Наступает февраль. Артём едет на соревнования в Москву, а мне теперь тусоваться эти несколько дней одному. И лучше бы одному, но у меня есть семья и компания довольно радикальных друзей, так что мне приходится притворяться. Как всегда, но без вечеров с Артёмом это труднее. К тому же, всё как будто работает против меня, как будто все разом решили расколоть меня и вытащить из шкафа.
Сначала пацаны настойчиво зовут гулять. Мы как всегда сначала сидим на железках рядом с турниками, а потом по команде Влада куда-то срываемся. Мы двигаемся в сторону нового сквера, скрытого от больших улиц. Кто-то ржёт, кто-то как всегда пьёт пиво из бутылки, а потом я вижу этого парня. Худощавый, в узких джинсах и светлой рубашке, он стоит один и как будто ждёт кого-то. По тому, что говорят Каримов и Паша, я понимаю, что этот парень гей, и «свидание» здесь ему назначил кто-то из наших. Я понимаю, что если парень сейчас не убежит, то его будут бить. А он не бежит. Он вообще не смотрит в нашу сторону, идиот! И вот уже мы подходим к нему. Влад задирает его, бросает несколько оскорблений и бьёт в живот. Просто так, без предупреждения, со словами «ах ты грязный пидарас», бьёт кулаком в живот — парень сгибается пополам. Наши все громко хохочут и сыплют оскорблениями. Мне бы тоже смеяться, но у меня ком в горле. Я застываю на месте и даже не вижу, что происходит. Я прихожу в себя, только когда Пашок толкает меня в плечо.
— Ну ты чо! — говорит он, указывая на парня, который уже лежит на земле, закрываясь от последовательных ударов.
— Зассал что ли! — Обращается ко мне Влад. — Давай, бей пидора!

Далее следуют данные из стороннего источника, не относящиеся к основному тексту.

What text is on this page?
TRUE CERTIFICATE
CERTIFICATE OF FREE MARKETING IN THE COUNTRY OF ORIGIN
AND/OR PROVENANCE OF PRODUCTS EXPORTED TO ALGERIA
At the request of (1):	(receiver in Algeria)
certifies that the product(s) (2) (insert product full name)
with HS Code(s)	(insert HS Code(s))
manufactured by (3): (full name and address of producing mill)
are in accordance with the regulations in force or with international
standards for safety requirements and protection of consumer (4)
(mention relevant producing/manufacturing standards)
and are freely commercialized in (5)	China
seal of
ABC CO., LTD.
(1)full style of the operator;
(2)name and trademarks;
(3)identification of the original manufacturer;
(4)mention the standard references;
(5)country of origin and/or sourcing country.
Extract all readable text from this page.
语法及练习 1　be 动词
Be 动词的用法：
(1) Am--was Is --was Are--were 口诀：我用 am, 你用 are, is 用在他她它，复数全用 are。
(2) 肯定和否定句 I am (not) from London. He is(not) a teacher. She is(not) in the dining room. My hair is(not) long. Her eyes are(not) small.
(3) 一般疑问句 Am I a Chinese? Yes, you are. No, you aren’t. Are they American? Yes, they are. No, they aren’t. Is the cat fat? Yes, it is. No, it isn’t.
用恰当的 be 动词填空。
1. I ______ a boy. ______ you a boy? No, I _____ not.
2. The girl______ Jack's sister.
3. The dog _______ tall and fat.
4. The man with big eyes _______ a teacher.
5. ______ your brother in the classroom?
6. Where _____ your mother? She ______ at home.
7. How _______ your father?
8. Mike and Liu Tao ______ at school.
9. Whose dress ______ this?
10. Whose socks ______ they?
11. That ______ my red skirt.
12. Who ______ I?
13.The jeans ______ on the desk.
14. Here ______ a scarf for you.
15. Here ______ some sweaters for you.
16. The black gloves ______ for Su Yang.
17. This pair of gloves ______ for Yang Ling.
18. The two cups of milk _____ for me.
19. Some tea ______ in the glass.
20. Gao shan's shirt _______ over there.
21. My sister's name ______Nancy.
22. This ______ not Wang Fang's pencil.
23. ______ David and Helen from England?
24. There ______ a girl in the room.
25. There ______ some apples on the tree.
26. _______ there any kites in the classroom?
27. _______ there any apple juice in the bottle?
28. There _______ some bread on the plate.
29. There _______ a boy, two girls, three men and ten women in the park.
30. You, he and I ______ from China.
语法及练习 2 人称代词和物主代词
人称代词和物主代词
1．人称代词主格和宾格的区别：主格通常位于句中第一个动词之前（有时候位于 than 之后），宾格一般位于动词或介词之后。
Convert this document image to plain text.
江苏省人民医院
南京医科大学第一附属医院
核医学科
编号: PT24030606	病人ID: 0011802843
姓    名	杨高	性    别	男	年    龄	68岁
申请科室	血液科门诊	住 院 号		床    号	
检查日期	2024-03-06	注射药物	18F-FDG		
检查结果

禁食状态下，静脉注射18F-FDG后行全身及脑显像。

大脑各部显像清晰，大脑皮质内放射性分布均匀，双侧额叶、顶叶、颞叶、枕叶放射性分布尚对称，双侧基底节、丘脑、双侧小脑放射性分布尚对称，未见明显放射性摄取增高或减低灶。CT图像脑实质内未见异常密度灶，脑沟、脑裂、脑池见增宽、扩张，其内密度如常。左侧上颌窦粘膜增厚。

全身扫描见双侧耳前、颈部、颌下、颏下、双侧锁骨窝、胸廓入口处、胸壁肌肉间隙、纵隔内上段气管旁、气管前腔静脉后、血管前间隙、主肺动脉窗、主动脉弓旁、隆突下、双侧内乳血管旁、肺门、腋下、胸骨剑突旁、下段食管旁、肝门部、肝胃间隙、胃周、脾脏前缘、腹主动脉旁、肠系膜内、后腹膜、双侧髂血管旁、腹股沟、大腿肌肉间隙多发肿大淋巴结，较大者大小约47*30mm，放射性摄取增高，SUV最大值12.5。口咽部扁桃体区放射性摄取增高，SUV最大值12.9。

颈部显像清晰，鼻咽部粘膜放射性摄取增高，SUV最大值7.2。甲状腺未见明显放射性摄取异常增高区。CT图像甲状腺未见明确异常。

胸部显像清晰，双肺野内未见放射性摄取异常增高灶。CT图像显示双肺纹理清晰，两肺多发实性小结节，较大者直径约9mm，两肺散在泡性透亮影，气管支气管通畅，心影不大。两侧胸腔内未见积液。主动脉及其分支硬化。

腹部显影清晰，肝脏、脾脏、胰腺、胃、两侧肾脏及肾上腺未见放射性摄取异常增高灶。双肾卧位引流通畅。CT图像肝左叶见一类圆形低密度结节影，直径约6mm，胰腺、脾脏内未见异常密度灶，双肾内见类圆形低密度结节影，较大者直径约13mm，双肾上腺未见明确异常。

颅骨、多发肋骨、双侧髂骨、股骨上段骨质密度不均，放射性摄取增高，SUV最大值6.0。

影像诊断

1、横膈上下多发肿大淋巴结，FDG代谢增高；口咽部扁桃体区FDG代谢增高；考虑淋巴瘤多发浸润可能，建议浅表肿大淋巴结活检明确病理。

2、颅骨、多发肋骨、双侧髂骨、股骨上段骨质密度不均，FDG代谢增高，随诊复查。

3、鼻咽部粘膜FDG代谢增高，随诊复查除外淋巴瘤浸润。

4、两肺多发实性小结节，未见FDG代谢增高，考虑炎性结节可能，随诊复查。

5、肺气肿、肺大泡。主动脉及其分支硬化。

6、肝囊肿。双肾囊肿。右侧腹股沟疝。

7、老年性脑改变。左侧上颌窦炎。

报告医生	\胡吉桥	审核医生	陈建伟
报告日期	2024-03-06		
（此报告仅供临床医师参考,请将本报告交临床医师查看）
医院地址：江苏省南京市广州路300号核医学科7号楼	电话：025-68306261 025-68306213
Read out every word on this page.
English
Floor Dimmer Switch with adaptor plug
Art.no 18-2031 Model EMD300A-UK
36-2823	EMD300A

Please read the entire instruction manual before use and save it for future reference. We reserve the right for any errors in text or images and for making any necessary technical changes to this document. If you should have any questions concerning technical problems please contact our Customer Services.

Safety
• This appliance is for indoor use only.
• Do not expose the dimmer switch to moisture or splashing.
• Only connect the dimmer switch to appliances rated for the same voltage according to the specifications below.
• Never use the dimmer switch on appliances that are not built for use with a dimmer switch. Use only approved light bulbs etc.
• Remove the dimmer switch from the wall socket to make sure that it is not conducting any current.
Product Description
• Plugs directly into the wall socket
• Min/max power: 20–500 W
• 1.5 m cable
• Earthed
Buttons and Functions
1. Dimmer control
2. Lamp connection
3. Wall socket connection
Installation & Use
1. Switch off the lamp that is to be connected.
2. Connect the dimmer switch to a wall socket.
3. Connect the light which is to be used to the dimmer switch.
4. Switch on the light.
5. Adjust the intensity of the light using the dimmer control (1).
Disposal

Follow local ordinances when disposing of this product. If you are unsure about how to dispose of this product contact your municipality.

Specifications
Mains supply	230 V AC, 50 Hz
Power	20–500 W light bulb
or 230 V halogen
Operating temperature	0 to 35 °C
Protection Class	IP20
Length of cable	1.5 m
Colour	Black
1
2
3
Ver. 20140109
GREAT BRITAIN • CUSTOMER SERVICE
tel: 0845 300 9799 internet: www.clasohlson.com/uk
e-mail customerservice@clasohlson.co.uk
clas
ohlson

И все разом начинают подталкивать меня, как будто уговаривать. Начинают даже смеяться надо мной и подозревать, уж не такой же ли я отброс общества, как этот бедняга. Меня тошнит. Мне хочется блевать. Хочется задохнуться и сдохнуть прямо тут, но надо что-то делать. Надо сейчас ударить этого парня, чтобы никогда больше ни у кого не возникало сомнений в моей ориентации. Чтобы навсегда остаться настоящим правильным пацаном, мне сейчас надо ударить его ногой. Это как ударить самого себя. Я вижу себя на месте этого парня и бью. Не сильно, но он вздрагивает и просит отпустить его.
— Давай ещё! — Подбадривают меня мерзкие голоса товарищей.
И я бью снова. Я хочу только, чтобы этот парень вскочил и убежал, но он какой-то слабак. Он лежит и корчится от боли. Влад плюёт ему в лицо.
— Вали отсюда, извращенец! — Бросает Каримов. — И больше носа своего не высовывай!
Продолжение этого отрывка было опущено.